Ce qu’il y a de nouveau dans cette campagne de 2024, explique-t-il, c’est le “décrochage complet à l’égard du réel”. Exemple : lorsque Trump a prétendu que des populations haïtiennes volaient les chiens ou les chats domestiques pour les manger, ou encore qu’on tue les bébés à la naissance dans certains États démocrates. Mais “ce ne sont même plus des mensonges, analyse François Noudelmann : même son public sait que ce n’est pas vrai. C’est une fiction assumée, pensée comme un moyen d’attirer l’attention sur des choses supposées vraies”.
Le philosophe souligne l’émergence d’un régime encore différent de celui des “fake news” : l’idée de Trump, c’est d’affirmer qu’il détient une vérité en deçà, “de derrière”, et de faire passer ses messages … par le faux :
“J’ai été sidéré d’entendre la réponse d’un député républicain à une journaliste de CNN qui pointait les menaces de mort dans les propos de Trump vis-à-vis des journalistes qui diffusent des fausses informations sur lui. “Mais enfin, vous prenez les choses au pied de la lettre”, lui répondit le député, comme s’il lui faisait la leçon sur sa manière trop littérale d’interpréter la Bible. Les phrases du candidat n’ont plus de relation avec le réel, elles ne visent qu’à manipuler les émotions, les peurs et les haines. On est par-delà le vrai et le faux”
Ce qui est puissant, dans le raisonnement proposé, c’est de reconsidérer totalement la fonction des fake news : elles ne jouent plus le rôle de mensonges, mais de locomotives à imaginaires.
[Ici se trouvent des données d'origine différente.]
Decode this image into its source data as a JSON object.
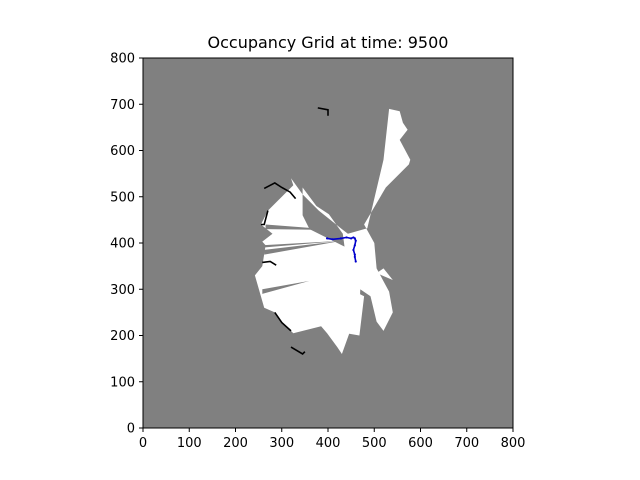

L’idée n’est pas de convaincre de leur réalité, mais d’activer des ressorts et des leviers dans l’imaginaire des gens - “l’invasion du pays par des hordes étrangères”, “les femmes devenues castratrices”, “les populations immigrées devenues cannibales”, etc. :
“Nous sommes au-delà du mensonge politique, et davantage dans un imaginaire qui coalise les ressentiments […]. Les fake news participent à la fabrication de narratifs qui agglomèrent les ressentis conscients et inconscients”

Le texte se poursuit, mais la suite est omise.